Commerce: Washington veut entamer des "discussions franches" avec Pékin, maintient les tarifs douaniers

Publié le à Washington (AFP)

L'administration Biden va lancer "dans les prochains jours des discussions franches" sur le commerce avec la Chine, estimant que le géant asiatique n'a pas respecté ses engagements pris dans le cadre de l'accord signé début 2020 avec Donald Trump.

Pour l'heure, Washington a décidé de maintenir les droits de douane punitifs imposés par l'administration précédente sur 370 milliards de dollars de produits chinois annuels, tout en annonçant le lancement d'une procédure d'exemptions.

"La Chine a pris des engagements qui doivent profiter à certaines industries américaines, dont l'agriculture, que nous devons faire respecter", va déclarer lundi la représentante américaine au Commerce Katherine Tai devant un centre de réflexion américain, selon les extraits d'un discours qu'elle doit prononcer à 10H00 locales (14H00 GMT).

L'ambassadrice, qui avait été chargée en janvier par le président Joe Biden de procéder à un réexamen complet de la politique commerciale avec Pékin, va prononcer un discours à 10H00 locales (14H00 GMT) devant le Centre des études stratégiques et internationales (CSIS) où elle détaillera la stratégie américaine.

Les droits de douane, imposés par les républicains en représailles aux pratiques commerciales chinoises jugées "déloyales", sont décriés par de nombreuses entreprises américaines dont certaines ont peu d'alternatives aux produits chinois et sont donc contraintes de payer des tarifs douaniers.

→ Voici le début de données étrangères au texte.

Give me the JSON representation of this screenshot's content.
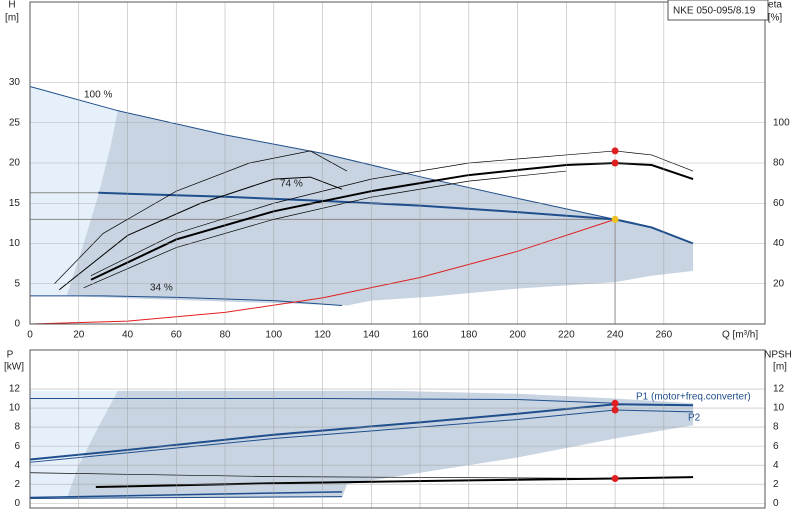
{
  "chart_data": [
    {
      "type": "line",
      "title": "NKE 050-095/8.19",
      "ylabel": "H",
      "yunit": "[m]",
      "y2label": "eta",
      "y2unit": "[%]",
      "xlabel": "Q [m³/h]",
      "xlim": [
        0,
        301.5
      ],
      "ylim": [
        0,
        40
      ],
      "y2lim": [
        0,
        160
      ],
      "xticks": [
        0,
        20,
        40,
        60,
        80,
        100,
        120,
        140,
        160,
        180,
        200,
        220,
        240,
        260
      ],
      "yticks": [
        0,
        5,
        10,
        15,
        20,
        25,
        30
      ],
      "y2ticks": [
        20,
        40,
        60,
        80,
        100
      ],
      "grid": true,
      "annotations": [
        "100 %",
        "74 %",
        "34 %"
      ],
      "series": [
        {
          "style": "area",
          "color": "#e6f0fa",
          "x": [
            0,
            36,
            33,
            28,
            22,
            15,
            0
          ],
          "values": [
            29.5,
            26.5,
            22,
            16,
            10,
            3.5,
            3.5
          ]
        },
        {
          "style": "area",
          "color": "#c8d4e1",
          "x": [
            36,
            80,
            120,
            160,
            200,
            240,
            255,
            272,
            272,
            255,
            240,
            200,
            165,
            140,
            130,
            80,
            30,
            15,
            22,
            28,
            33
          ],
          "values": [
            26.5,
            23.5,
            21.2,
            18.3,
            15.6,
            13,
            12,
            10,
            6.6,
            6,
            5.2,
            4.4,
            3.4,
            2.9,
            2.3,
            2.8,
            3.3,
            3.5,
            10,
            16,
            22
          ]
        },
        {
          "style": "line",
          "color": "#1f4e8c",
          "linewidth": 1,
          "x": [
            0,
            36,
            80,
            120,
            160,
            200,
            240
          ],
          "values": [
            29.5,
            26.5,
            23.5,
            21.2,
            18.3,
            15.6,
            13
          ]
        },
        {
          "style": "line",
          "color": "#888888",
          "linewidth": 1,
          "x": [
            0,
            28
          ],
          "values": [
            16.3,
            16.3
          ]
        },
        {
          "style": "line",
          "color": "#888888",
          "linewidth": 1,
          "x": [
            0,
            240
          ],
          "values": [
            13,
            13
          ]
        },
        {
          "style": "line",
          "color": "#888888",
          "linewidth": 1,
          "x": [
            240,
            240
          ],
          "values": [
            0,
            13
          ]
        },
        {
          "style": "line",
          "color": "#1f4e8c",
          "linewidth": 2,
          "x": [
            28,
            80,
            120,
            160,
            200,
            240,
            255,
            272
          ],
          "values": [
            16.3,
            15.8,
            15.3,
            14.7,
            13.9,
            13,
            12,
            10
          ]
        },
        {
          "style": "line",
          "color": "#1f4e8c",
          "linewidth": 1,
          "x": [
            0,
            30,
            60,
            100,
            128
          ],
          "values": [
            3.5,
            3.5,
            3.3,
            2.9,
            2.3
          ]
        },
        {
          "style": "line",
          "color": "#e02020",
          "linewidth": 1,
          "x": [
            0,
            40,
            80,
            120,
            160,
            200,
            240
          ],
          "values": [
            0,
            0.36,
            1.44,
            3.25,
            5.78,
            9.03,
            13
          ]
        },
        {
          "style": "line",
          "axis": "y2",
          "color": "#000000",
          "linewidth": 0.7,
          "x": [
            10,
            30,
            60,
            90,
            115,
            130
          ],
          "values": [
            20,
            45,
            66,
            80,
            86,
            76
          ]
        },
        {
          "style": "line",
          "axis": "y2",
          "color": "#000000",
          "linewidth": 1,
          "x": [
            12,
            40,
            70,
            100,
            115,
            128
          ],
          "values": [
            17,
            44,
            60,
            72,
            73,
            67
          ]
        },
        {
          "style": "line",
          "axis": "y2",
          "color": "#000000",
          "linewidth": 0.7,
          "x": [
            25,
            60,
            100,
            140,
            180,
            220,
            240,
            255,
            272
          ],
          "values": [
            24,
            45,
            60,
            72,
            80,
            84,
            86,
            84,
            76
          ]
        },
        {
          "style": "line",
          "axis": "y2",
          "color": "#000000",
          "linewidth": 0.7,
          "x": [
            22,
            60,
            100,
            140,
            180,
            220
          ],
          "values": [
            18,
            38,
            52,
            63,
            71,
            76
          ]
        },
        {
          "style": "line",
          "axis": "y2",
          "color": "#000000",
          "linewidth": 2,
          "x": [
            25,
            60,
            100,
            140,
            180,
            220,
            240,
            255,
            272
          ],
          "values": [
            22,
            42,
            56,
            66,
            74,
            79,
            80,
            79,
            72
          ]
        },
        {
          "style": "dots",
          "axis": "y2",
          "color": "#e02020",
          "x": [
            240,
            240
          ],
          "values": [
            80,
            86
          ]
        },
        {
          "style": "dots",
          "color": "#f0c020",
          "x": [
            240
          ],
          "values": [
            13
          ]
        }
      ]
    },
    {
      "type": "line",
      "ylabel": "P",
      "yunit": "[kW]",
      "y2label": "NPSH",
      "y2unit": "[m]",
      "xlim": [
        0,
        301.5
      ],
      "ylim": [
        -0.5,
        16.1
      ],
      "y2lim": [
        -0.5,
        16.1
      ],
      "yticks": [
        0,
        2,
        4,
        6,
        8,
        10,
        12
      ],
      "y2ticks": [
        0,
        2,
        4,
        6,
        8,
        10,
        12
      ],
      "grid": true,
      "annotations": [
        "P1 (motor+freq.converter)",
        "P2"
      ],
      "series": [
        {
          "style": "area",
          "color": "#e6f0fa",
          "x": [
            0,
            36,
            28,
            20,
            15,
            0
          ],
          "values": [
            11.8,
            11.8,
            8,
            4,
            0.5,
            0.5
          ]
        },
        {
          "style": "area",
          "color": "#c8d4e1",
          "x": [
            36,
            150,
            200,
            240,
            272,
            272,
            240,
            200,
            160,
            130,
            128,
            30,
            15,
            20,
            28
          ],
          "values": [
            11.8,
            11.8,
            11.5,
            11,
            10.5,
            8.2,
            6.8,
            4.8,
            3.2,
            2,
            0.6,
            0.5,
            0.5,
            4,
            8
          ]
        },
        {
          "style": "line",
          "color": "#1f4e8c",
          "linewidth": 1,
          "x": [
            0,
            120,
            200,
            240
          ],
          "values": [
            11,
            11,
            10.9,
            10.5
          ]
        },
        {
          "style": "line",
          "color": "#1f4e8c",
          "linewidth": 2,
          "x": [
            0,
            40,
            100,
            160,
            200,
            240,
            272
          ],
          "values": [
            4.6,
            5.6,
            7.2,
            8.5,
            9.4,
            10.4,
            10.3
          ]
        },
        {
          "style": "line",
          "color": "#1f4e8c",
          "linewidth": 1,
          "x": [
            0,
            100,
            200,
            240,
            272
          ],
          "values": [
            4.3,
            6.8,
            8.8,
            9.8,
            9.6
          ]
        },
        {
          "style": "line",
          "color": "#1f4e8c",
          "linewidth": 1.5,
          "x": [
            0,
            128
          ],
          "values": [
            0.6,
            1.2
          ]
        },
        {
          "style": "line",
          "color": "#1f4e8c",
          "linewidth": 1,
          "x": [
            0,
            128
          ],
          "values": [
            0.5,
            0.7
          ]
        },
        {
          "style": "line",
          "axis": "y2",
          "color": "#000000",
          "linewidth": 0.7,
          "x": [
            0,
            100,
            240
          ],
          "values": [
            3.2,
            2.8,
            2.6
          ]
        },
        {
          "style": "line",
          "axis": "y2",
          "color": "#000000",
          "linewidth": 2,
          "x": [
            27,
            100,
            180,
            240,
            272
          ],
          "values": [
            1.7,
            2.1,
            2.4,
            2.6,
            2.75
          ]
        },
        {
          "style": "dots",
          "color": "#e02020",
          "x": [
            240,
            240
          ],
          "values": [
            10.5,
            9.8
          ]
        },
        {
          "style": "dots",
          "axis": "y2",
          "color": "#e02020",
          "x": [
            240
          ],
          "values": [
            2.6
          ]
        }
      ]
    }
  ]
}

Début août, des groupes d'affaires américains parmi les plus influents avaient d'ailleurs exhorté l'administration Biden à réduire ces surtaxes.

-"Sérieuses inquiétudes" -

Katherine Tai, qui jusqu'ici n'a eu qu'un seul échange avec le vice-Premier ministre chinois et négociateur en chef Liu He, n'a jamais caché que ces droits de douanes étaient un levier dans les discussions.

"Nous continuons d'avoir de sérieuses inquiétudes concernant les pratiques commerciales" de la Chine qui n'ont pas été abordées dans la Phase 1 de l'accord, va également souligner l'ambassadrice en référence aux problèmes plus structurels comme les subventions massives aux entreprises d'Etat chinoises ou le "vol" de la propriété intellectuelle.

Dans la "Phase 1", la Chine s'était engagée à acheter pour 200 milliards de dollars de produits américains supplémentaires sur deux ans dont des produits agricoles, des biens du secteur de l'énergie et de l'industrie manufacturière, l'objectif étant de réduire le déséquilibre commercial entre les deux pays.

Ce traité avait permis une trêve dans la guerre commerciale entre les deux pays qui avait ralenti leur croissance. Il devait rééquilibrer les échanges commerciaux entre les deux pays et devait être suivi d'une deuxième phase pour s'attaquer aux problèmes structurels.

Pour l'heure, l'accord a eu des résultats "mitigés", a estimé un responsable américain qui a souhaité garder l'anonymat.

- Travailler avec les alliés -

Il a par ailleurs assuré que le but n'était pas "d'aggraver les tensions commerciales" avec la Chine.

Pour autant, va souligner Mme Tai, les Etats-Unis sont prêts à utiliser "toute la gamme d'outils" dont ils disposent et développeront "de nouveaux outils au besoin pour défendre les intérêts économiques américains contre les politiques et pratiques néfastes". En d'autres termes, Washington a l'intention de poursuivre une politique ferme à l'égard de Pékin.

Elle souhaite aussi obtenir le soutien des alliés historiques des Etats-Unis.

"Le coeur de notre stratégie est un engagement à garantir que nous travaillons avec nos alliés pour créer des marchés justes et ouverts", va-t-elle faire valoir.

Si l'Europe semble prendre ses distances avec une politique commerciale américaine de fermeté absolue, ses responsables reconnaissent qu'ils sont confrontés eux aussi aux pratiques commerciales "déloyales" de Pékin et qu'il faut aborder ces problèmes.

L'ambassadrice américaine ne manquera pas de mettre aussi en exergue que les relations commerciales et économiques entre les deux premières puissances économiques du globe a "un impact sur le monde entier et sur des milliards de travailleurs".

Washington s'attend enfin à des discussions ardues avec Pékin: le responsable a déploré "l'approche autoritaire" de Pékin et estime que le gouvernement chinois fait la sourde oreille sur les préoccupations américaines concernant les problématiques structurelles telles que les subventions d'Etat.

"Nous savons qu'il est peu probable que la Chine procède à des réformes significatives pour le moment", a-t-il ajouté.

Et de conclure: "nous devons avoir une stratégie qui compose avec la Chine telle qu'elle est, plutôt que telle que nous pourrions souhaiter qu'elle soit".